İki turlu seçim tamamlandı. Kazanan bir kez daha Erdoğan oldu. Yarın yemin ederek göreve başlayacak olan Erdoğan’ın yarın akşam saatlerinde de yeni bakanlar kurulunu açıklaması bekleniyor.

Kulislerde konuşulan Erdoğan’ın eski kadrosundan çok az yararlanacağı, daha çok yeni isimleri tercih edeceğidir. Bunu yarın akşam saatlerinde göreceğiz. Ama kesinleşen ekonomi ve maliye politikalarıyla ilgili bakanların yeni isimler, daha doğrusu AKP iktidarının ekonomide başarılı olduğu yıllarda bakanlık görevi alan isimlerin olacağıdır.

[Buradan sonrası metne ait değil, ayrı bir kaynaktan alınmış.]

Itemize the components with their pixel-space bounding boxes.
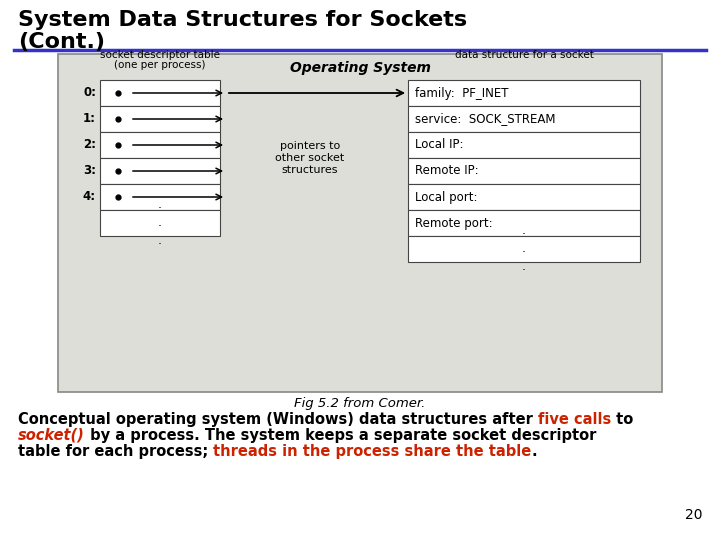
Bar [100, 80, 220, 106]
Text: 4:: 4: [83, 191, 96, 204]
Text: table for each process;: table for each process; [18, 444, 213, 459]
Text: threads in the process share the table: threads in the process share the table [213, 444, 531, 459]
Text: socket(): socket() [18, 428, 85, 443]
Bar [408, 210, 640, 236]
Text: five calls: five calls [538, 412, 611, 427]
Text: to: to [611, 412, 634, 427]
Bar [408, 184, 640, 210]
Text: Local port:: Local port: [415, 191, 477, 204]
Bar [100, 210, 220, 236]
Bar [100, 106, 220, 132]
Text: family:  PF_INET: family: PF_INET [415, 86, 508, 99]
Text: service:  SOCK_STREAM: service: SOCK_STREAM [415, 112, 556, 125]
Text: Remote port:: Remote port: [415, 217, 492, 230]
Text: socket descriptor table: socket descriptor table [100, 50, 220, 60]
Text: 3:: 3: [83, 165, 96, 178]
Bar [100, 184, 220, 210]
Text: Local IP:: Local IP: [415, 138, 464, 152]
Bar [408, 80, 640, 106]
Text: System Data Structures for Sockets: System Data Structures for Sockets [18, 10, 467, 30]
Bar [408, 132, 640, 158]
Text: Operating System: Operating System [289, 61, 431, 75]
Text: Conceptual operating system (Windows) data structures after: Conceptual operating system (Windows) da… [18, 412, 538, 427]
Bar [408, 236, 640, 262]
Text: 1:: 1: [83, 112, 96, 125]
Text: Fig 5.2 from Comer.: Fig 5.2 from Comer. [294, 397, 426, 410]
Text: (one per process): (one per process) [114, 60, 206, 70]
Text: .
.
.: . . . [522, 225, 526, 273]
Text: 0:: 0: [83, 86, 96, 99]
Text: .: . [531, 444, 537, 459]
Text: by a process. The system keeps a separate socket descriptor: by a process. The system keeps a separat… [85, 428, 596, 443]
Text: (Cont.): (Cont.) [18, 32, 105, 52]
Text: pointers to
other socket
structures: pointers to other socket structures [275, 141, 345, 174]
Bar [100, 158, 220, 184]
Bar [100, 132, 220, 158]
Bar [408, 158, 640, 184]
Text: 2:: 2: [83, 138, 96, 152]
Text: data structure for a socket: data structure for a socket [454, 50, 593, 60]
Text: 20: 20 [685, 508, 702, 522]
Bar [58, 54, 662, 392]
Bar [408, 106, 640, 132]
Text: .
.
.: . . . [158, 199, 162, 247]
Text: Remote IP:: Remote IP: [415, 165, 479, 178]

Erdoğan yeni dönemde hem ekonomi politikalarında, hem de dış politikada yeni politikalar belirleyecektir. Çünkü son dönemde hem ekonomi, hem de dış politikada ciddi yanlışlar yapıldığını kendisi de biliyor.

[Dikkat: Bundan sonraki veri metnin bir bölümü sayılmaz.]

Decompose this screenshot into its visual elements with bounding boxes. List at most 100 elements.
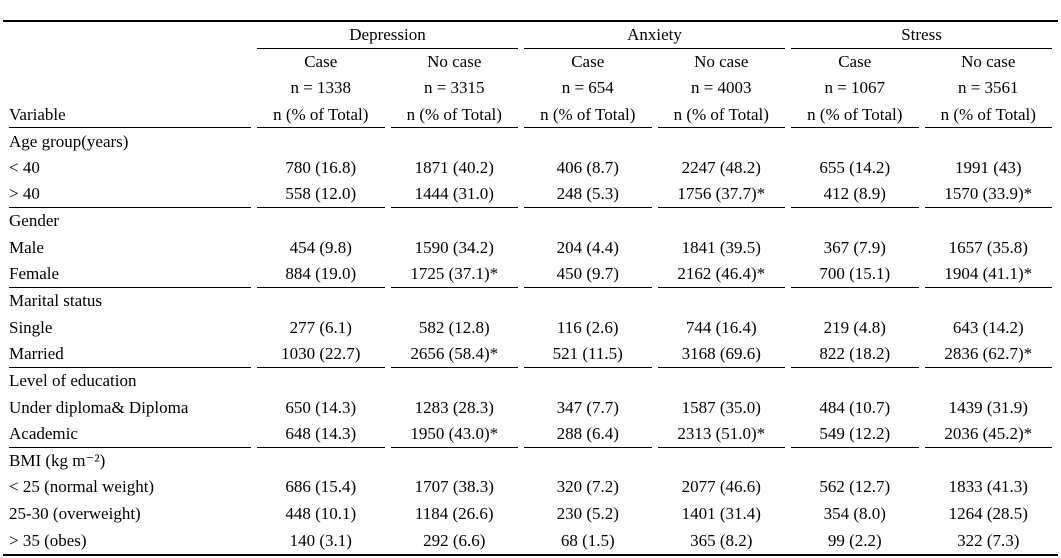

Özellikle dış politikada yapılan yanlışlar nedeniyle Türkiye’nin yalnızlaştığını daha geçen yıldan görmüş ve politika değişikliğine gitmişti.

Çeşitli nedenlerle diplomatik ilişkileri kestiği İsrail, Mısır, Suriye ile yeniden ilişki kurma yollarını aramaya başlamıştı. Yeni dönemde ABD ve AB ile ilişkileri geliştirmeye çalışacak gibi görünüyor.

Aslında Türkiye’nin buna şiddetle ihtiyacı vardır. Çünkü ekonomi ve dış politika birbirinden ayrılamaz.

Bu konudaki gelişmeleri önümüzdeki günlerde göreceğiz. Bu yeni politikaların Kıbrıs’a yansımalarını da elbette göreceğiz.

***

Gelelim muhalefet cephesine. Millet ittifakının küçük partileri CHP listelerinden meclise girerek istediklerini aldılar. İyi parti 2018 seçimlerindeki oy oranını ve milletvekili sayısını yakaladı. Ama beklendiği sıçramayı yapamadı. Bu da seçim sürecinde yapılan yanlışlardan kaynaklandı.

CHP ise pek de istediğini alamadı. Evet Kılıçdaroğlu herşeye rağmen % 48 oyla büyük bir başarı sağladı. Ama beklenti bu değildi. Beklenti Kılıçdaroğlu’nun ilk turda seçimi kazanması ve Millet ittifakının Anayasa’yı değiştirecek çoğunluğa ulaşmasıydı.

Dolayısıyla ortada bir başarı yoktur. Demokratik ülkelerde bunun sonucu parti liderinin derhal istifa ederek emekli olması ve partiyi genç ve yeni bir lidere bırakmasıdır.

Kılıçdaroğlu şu ana kadar istifa etmedi. Aksine MYK’nın toptan istifasını kabul etti. Anlaşılan suçlu MYK üyeleri olacak ve lider sütten çıkmış ak kaşık gibi yeni bir ekiple yola devam edecek.

Demokrasilerde çareler tükenmez. Ama demokrasilerde yenilginin sorumluluğunu ekibin üyeleri değil, o ekibin lideri üstlenir. Bu olmazsa olmaz temel kuraldır.

Demokrasi kültürünün yeterince özümsenmediği ülkelerde ise bunun tam tersi olur. Suç lidere değil, ekibe yüklenir.